NICE and the PRSB working together
The PRSB sits down with Alexia Tonnel, Director, Evidence Resources for The National Institute for Health and Care Excellence (NICE), to discuss the developing relationship between the two organisations.
What do you think are the key links between PRSB and NICE?
Both of our organisations are committed to ensuring better and safer care for patients, by supporting clinicians to follow best practices. Information is an integral part of quality assurance, and it feeds into everything that care professionals do. Moving forward we would like to see record standards being informed by NICE recommendations.
How can these links improve the quality of clinical care?
Good digital care records should enable professionals to practice in line with NICE recommendations. Links between our organisations should improve the delivery of care and improve the sharing of relevant information between professionals. Over time we will also be able to generate better data about practice, such as audit data, which can inform future changes to NICE guidelines.
Are there areas of work we’re doing that you see as particularly relevant to your agenda?
NICE has a big portfolio, covering clinical care, public health and social care and as such most of the PRSB record standards work may be informed by a NICE guideline. Some of the work around standards for transfer of care may be particularly relevant to our few guidelines that focus on transition between care settings. We also have several guidelines for managing medication so we are interested in the work the PRSB is doing in this area of information sharing.
To what extent do issues around information sharing underpin the quality standards that NICE is addressing?

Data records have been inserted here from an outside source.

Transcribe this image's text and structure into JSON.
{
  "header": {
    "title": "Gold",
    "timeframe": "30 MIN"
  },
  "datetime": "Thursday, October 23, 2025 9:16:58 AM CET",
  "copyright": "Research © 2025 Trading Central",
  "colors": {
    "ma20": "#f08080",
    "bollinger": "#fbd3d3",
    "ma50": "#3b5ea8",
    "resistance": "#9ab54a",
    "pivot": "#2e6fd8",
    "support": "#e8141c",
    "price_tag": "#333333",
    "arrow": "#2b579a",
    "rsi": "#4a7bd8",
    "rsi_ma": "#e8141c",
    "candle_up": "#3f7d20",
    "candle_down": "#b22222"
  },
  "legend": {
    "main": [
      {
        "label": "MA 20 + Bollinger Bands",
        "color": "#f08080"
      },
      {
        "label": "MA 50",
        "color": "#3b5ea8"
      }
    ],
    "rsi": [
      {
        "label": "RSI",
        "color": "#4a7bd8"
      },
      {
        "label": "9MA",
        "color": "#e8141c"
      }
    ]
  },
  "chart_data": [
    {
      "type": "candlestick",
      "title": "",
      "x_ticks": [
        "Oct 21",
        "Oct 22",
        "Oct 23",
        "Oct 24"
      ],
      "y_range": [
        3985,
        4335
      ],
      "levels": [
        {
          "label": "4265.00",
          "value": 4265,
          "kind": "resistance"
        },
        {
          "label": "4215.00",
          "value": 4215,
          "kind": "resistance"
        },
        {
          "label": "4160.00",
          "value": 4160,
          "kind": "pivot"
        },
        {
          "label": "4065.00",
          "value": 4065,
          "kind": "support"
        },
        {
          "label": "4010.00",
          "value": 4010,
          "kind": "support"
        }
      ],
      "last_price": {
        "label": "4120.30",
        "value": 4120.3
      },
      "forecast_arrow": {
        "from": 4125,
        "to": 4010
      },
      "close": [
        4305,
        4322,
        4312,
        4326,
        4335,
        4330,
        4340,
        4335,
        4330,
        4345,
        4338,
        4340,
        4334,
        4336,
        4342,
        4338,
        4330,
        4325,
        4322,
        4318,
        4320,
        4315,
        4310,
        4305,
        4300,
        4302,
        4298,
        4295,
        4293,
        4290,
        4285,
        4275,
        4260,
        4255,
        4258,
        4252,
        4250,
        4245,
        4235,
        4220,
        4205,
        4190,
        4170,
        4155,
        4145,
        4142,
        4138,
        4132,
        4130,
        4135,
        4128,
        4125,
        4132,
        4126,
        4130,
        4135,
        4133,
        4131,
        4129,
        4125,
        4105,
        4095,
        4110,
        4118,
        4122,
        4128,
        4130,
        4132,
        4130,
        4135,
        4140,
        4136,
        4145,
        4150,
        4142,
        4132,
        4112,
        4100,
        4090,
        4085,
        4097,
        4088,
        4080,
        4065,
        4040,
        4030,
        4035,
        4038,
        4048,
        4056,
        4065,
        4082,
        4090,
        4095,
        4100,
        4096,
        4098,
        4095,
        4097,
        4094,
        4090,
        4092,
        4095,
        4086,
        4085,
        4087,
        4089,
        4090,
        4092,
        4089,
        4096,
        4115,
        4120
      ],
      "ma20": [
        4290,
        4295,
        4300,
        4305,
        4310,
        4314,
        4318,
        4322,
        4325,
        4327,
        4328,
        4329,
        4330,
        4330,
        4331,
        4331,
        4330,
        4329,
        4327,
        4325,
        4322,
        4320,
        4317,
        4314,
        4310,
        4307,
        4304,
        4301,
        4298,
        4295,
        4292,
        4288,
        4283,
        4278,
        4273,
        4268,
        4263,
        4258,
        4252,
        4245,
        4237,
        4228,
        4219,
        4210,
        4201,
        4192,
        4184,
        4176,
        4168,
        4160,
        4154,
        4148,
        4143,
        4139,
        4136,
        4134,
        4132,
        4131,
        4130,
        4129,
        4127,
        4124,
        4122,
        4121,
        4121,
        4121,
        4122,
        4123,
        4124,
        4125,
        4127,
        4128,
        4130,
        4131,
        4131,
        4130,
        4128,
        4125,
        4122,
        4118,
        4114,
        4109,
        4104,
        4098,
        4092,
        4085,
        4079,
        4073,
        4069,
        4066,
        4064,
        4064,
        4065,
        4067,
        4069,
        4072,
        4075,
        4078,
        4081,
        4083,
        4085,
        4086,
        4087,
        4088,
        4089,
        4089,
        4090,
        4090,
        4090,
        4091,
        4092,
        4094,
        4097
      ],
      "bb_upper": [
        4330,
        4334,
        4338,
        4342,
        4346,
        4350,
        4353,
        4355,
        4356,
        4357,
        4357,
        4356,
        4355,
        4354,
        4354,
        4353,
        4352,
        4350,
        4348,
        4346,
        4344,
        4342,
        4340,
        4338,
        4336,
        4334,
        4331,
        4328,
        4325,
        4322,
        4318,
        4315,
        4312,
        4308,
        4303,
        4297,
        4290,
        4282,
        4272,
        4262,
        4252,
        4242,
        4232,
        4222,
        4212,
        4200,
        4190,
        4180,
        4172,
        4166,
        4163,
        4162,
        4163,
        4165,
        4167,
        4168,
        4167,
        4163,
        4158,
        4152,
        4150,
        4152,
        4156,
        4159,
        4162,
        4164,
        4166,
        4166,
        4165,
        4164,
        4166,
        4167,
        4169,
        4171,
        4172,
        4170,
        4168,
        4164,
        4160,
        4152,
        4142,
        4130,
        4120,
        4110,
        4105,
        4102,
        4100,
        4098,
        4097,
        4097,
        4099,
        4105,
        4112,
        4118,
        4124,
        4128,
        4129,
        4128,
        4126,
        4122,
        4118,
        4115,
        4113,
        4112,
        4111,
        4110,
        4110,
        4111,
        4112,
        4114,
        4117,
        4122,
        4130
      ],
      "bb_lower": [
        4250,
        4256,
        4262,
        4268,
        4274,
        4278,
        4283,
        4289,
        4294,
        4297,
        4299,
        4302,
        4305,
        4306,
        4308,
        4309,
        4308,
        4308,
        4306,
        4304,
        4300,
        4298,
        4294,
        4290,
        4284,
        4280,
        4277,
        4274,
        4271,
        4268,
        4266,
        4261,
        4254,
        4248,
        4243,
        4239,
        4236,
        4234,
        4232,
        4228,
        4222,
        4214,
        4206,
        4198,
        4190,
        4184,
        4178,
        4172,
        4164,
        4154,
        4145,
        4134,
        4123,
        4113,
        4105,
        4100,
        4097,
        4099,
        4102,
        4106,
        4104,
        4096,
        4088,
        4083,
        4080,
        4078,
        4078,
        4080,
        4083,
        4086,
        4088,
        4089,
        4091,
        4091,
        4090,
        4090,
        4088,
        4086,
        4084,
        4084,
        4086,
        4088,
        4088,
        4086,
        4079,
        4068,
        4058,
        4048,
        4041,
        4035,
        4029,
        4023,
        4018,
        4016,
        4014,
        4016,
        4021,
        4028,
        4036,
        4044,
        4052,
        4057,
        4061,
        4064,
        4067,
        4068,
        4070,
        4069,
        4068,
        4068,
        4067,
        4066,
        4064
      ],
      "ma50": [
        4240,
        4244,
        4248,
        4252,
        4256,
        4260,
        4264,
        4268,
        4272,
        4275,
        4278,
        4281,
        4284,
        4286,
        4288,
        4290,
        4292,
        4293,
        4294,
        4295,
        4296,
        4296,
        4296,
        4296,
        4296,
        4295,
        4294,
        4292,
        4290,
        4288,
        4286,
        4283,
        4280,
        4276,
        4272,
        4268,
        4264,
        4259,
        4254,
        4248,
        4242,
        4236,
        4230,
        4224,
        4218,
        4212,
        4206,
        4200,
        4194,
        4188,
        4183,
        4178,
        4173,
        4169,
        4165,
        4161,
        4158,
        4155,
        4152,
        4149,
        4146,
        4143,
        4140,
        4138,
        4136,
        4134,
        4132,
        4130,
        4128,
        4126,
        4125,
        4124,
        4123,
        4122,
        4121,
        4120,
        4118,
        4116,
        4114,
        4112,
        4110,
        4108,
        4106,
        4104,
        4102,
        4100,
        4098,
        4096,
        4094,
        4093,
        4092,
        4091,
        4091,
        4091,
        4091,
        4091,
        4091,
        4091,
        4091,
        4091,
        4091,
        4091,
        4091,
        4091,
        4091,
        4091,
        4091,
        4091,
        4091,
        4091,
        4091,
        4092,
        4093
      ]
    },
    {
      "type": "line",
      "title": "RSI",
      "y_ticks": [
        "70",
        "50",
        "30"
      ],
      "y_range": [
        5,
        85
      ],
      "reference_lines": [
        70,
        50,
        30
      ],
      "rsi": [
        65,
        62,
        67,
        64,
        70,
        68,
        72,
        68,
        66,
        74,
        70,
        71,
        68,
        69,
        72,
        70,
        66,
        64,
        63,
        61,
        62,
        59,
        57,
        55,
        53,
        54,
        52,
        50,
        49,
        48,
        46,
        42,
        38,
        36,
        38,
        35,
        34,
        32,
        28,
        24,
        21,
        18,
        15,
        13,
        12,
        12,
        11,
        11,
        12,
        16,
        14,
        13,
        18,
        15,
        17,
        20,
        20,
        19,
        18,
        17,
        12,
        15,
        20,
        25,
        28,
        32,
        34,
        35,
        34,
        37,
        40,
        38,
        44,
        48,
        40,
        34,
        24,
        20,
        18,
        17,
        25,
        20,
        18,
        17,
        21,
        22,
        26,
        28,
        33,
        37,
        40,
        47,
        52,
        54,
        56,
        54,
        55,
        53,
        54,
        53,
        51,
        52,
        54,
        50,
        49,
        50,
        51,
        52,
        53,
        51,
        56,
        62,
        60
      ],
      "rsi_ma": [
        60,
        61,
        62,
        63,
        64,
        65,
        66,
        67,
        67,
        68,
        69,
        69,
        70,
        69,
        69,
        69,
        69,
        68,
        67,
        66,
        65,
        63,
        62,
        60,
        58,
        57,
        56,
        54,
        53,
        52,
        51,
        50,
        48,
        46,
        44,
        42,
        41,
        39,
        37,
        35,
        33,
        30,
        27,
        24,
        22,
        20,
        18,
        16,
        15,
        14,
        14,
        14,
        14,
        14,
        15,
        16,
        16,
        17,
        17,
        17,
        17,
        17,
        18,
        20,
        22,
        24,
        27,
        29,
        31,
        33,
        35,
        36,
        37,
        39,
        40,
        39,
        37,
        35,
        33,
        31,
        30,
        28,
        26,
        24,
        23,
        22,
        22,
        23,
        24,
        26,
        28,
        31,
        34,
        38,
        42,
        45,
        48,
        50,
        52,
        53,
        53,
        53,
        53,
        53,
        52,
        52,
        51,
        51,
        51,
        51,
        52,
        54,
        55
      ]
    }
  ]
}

NICE’s recommendations are informed by available evidence about the clinical and cost effectiveness of care. They’re also informed by clinical expertise and patient or carer input. In some areas, the evidence can be scarce or unreliable, which means our committees may struggle to deliver a strong recommendation, for example about whether to use a new surgical intervention or a new diagnostic technology. Better recording and sharing of reliable care information could mean that, over time, we have access to more evidence linking practice and outcome.
How is better information sharing impacting quality and how can this be further developed/improved?

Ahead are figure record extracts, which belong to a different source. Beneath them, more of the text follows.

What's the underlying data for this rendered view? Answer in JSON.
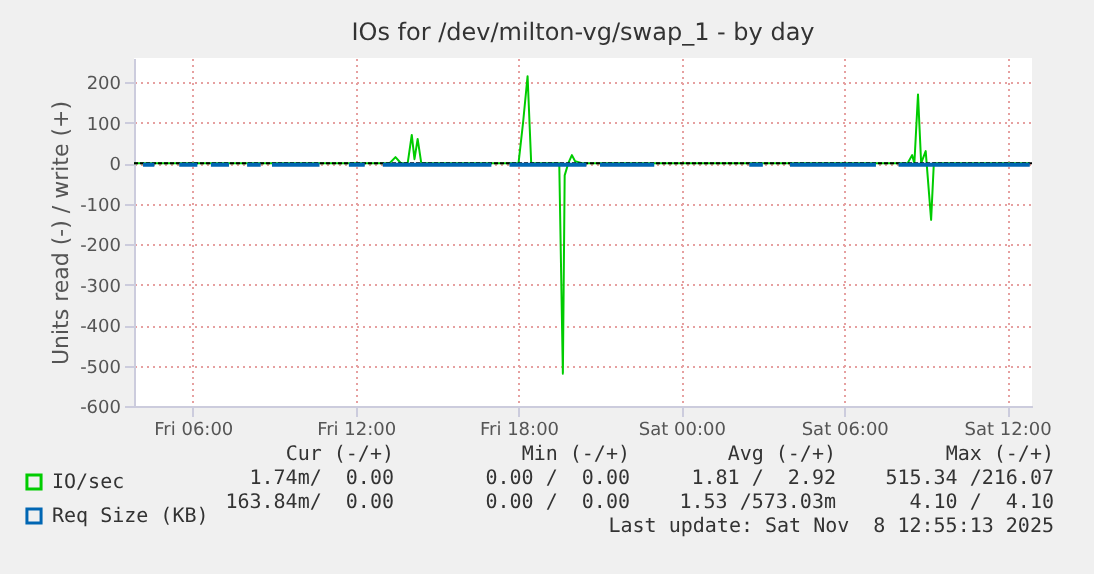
{
  "chart_data": {
    "type": "line",
    "title": "IOs for /dev/milton-vg/swap_1 - by day",
    "ylabel": "Units read (-) / write (+)",
    "xlim": [
      "2025-11-07T03:50",
      "2025-11-08T12:55"
    ],
    "xticks": [
      {
        "value": "2025-11-07T06:00",
        "label": "Fri 06:00"
      },
      {
        "value": "2025-11-07T12:00",
        "label": "Fri 12:00"
      },
      {
        "value": "2025-11-07T18:00",
        "label": "Fri 18:00"
      },
      {
        "value": "2025-11-08T00:00",
        "label": "Sat 00:00"
      },
      {
        "value": "2025-11-08T06:00",
        "label": "Sat 06:00"
      },
      {
        "value": "2025-11-08T12:00",
        "label": "Sat 12:00"
      }
    ],
    "ylim": [
      -600,
      260
    ],
    "yticks": [
      -600,
      -500,
      -400,
      -300,
      -200,
      -100,
      0,
      100,
      200
    ],
    "ref_lines": [
      {
        "axis": "y",
        "value": 0,
        "color": "#000000",
        "line_style": "dotted"
      }
    ],
    "grid": true,
    "legend": "bottom left",
    "marker": "none",
    "line_style": "solid",
    "series": [
      {
        "name": "IO/sec",
        "color": "#00cc00",
        "x": [
          "2025-11-07T03:50",
          "2025-11-07T13:15",
          "2025-11-07T13:28",
          "2025-11-07T13:40",
          "2025-11-07T13:55",
          "2025-11-07T14:04",
          "2025-11-07T14:10",
          "2025-11-07T14:17",
          "2025-11-07T14:25",
          "2025-11-07T18:00",
          "2025-11-07T18:10",
          "2025-11-07T18:20",
          "2025-11-07T18:28",
          "2025-11-07T19:30",
          "2025-11-07T19:38",
          "2025-11-07T19:42",
          "2025-11-07T19:50",
          "2025-11-07T19:58",
          "2025-11-07T20:05",
          "2025-11-07T20:20",
          "2025-11-08T08:20",
          "2025-11-08T08:30",
          "2025-11-08T08:35",
          "2025-11-08T08:43",
          "2025-11-08T08:50",
          "2025-11-08T09:00",
          "2025-11-08T09:12",
          "2025-11-08T09:18",
          "2025-11-08T12:50"
        ],
        "values": [
          0,
          0,
          15,
          0,
          0,
          70,
          10,
          60,
          0,
          0,
          100,
          215,
          0,
          0,
          -520,
          -30,
          0,
          20,
          5,
          0,
          0,
          20,
          0,
          170,
          0,
          30,
          -140,
          0,
          0
        ]
      },
      {
        "name": "Req Size (KB)",
        "color": "#0066b3",
        "x": [
          "2025-11-07T04:10",
          "2025-11-07T04:35",
          "2025-11-07T05:00",
          "2025-11-07T05:30",
          "2025-11-07T06:10",
          "2025-11-07T06:20",
          "2025-11-07T06:40",
          "2025-11-07T07:20",
          "2025-11-07T07:40",
          "2025-11-07T08:00",
          "2025-11-07T08:30",
          "2025-11-07T08:45",
          "2025-11-07T08:55",
          "2025-11-07T10:40",
          "2025-11-07T11:20",
          "2025-11-07T11:45",
          "2025-11-07T12:20",
          "2025-11-07T12:30",
          "2025-11-07T13:00",
          "2025-11-07T17:00",
          "2025-11-07T17:20",
          "2025-11-07T17:40",
          "2025-11-07T20:30",
          "2025-11-07T20:45",
          "2025-11-07T21:00",
          "2025-11-07T23:00",
          "2025-11-08T01:00",
          "2025-11-08T02:30",
          "2025-11-08T03:00",
          "2025-11-08T03:30",
          "2025-11-08T04:00",
          "2025-11-08T07:10",
          "2025-11-08T07:35",
          "2025-11-08T08:00",
          "2025-11-08T12:50"
        ],
        "values": [
          -4,
          -4,
          null,
          -4,
          -4,
          null,
          -4,
          -4,
          null,
          -4,
          -4,
          null,
          -4,
          -4,
          null,
          -4,
          -4,
          null,
          -4,
          -4,
          null,
          -4,
          -4,
          null,
          -4,
          -4,
          null,
          -4,
          -4,
          null,
          -4,
          -4,
          null,
          -4,
          -4
        ]
      }
    ],
    "annotations": [
      "Cur (-/+)",
      "Min (-/+)",
      "Avg (-/+)",
      "Max (-/+)",
      "1.74m/  0.00",
      "0.00 /  0.00",
      "1.81 /  2.92",
      "515.34 /216.07",
      "163.84m/  0.00",
      "0.00 /  0.00",
      "1.53 /573.03m",
      "4.10 /  4.10",
      "Last update: Sat Nov  8 12:55:13 2025"
    ]
  }
}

We depend on research to undertake our work, and all of our recommendations are based on scientific evidence. Through standardised information sharing, I think the research community can reduce the cycle time of reliable evidence being available about the effectiveness and cost effectiveness of new practice. It can also produce information about aspects of care for which traditional clinical trial-based research may not typically be undertaken or possible. Improved and standardised care records can mean more widespread, more reliable and more readily available ‘real world evidence’ to inform practice recommendations and to keep these updated.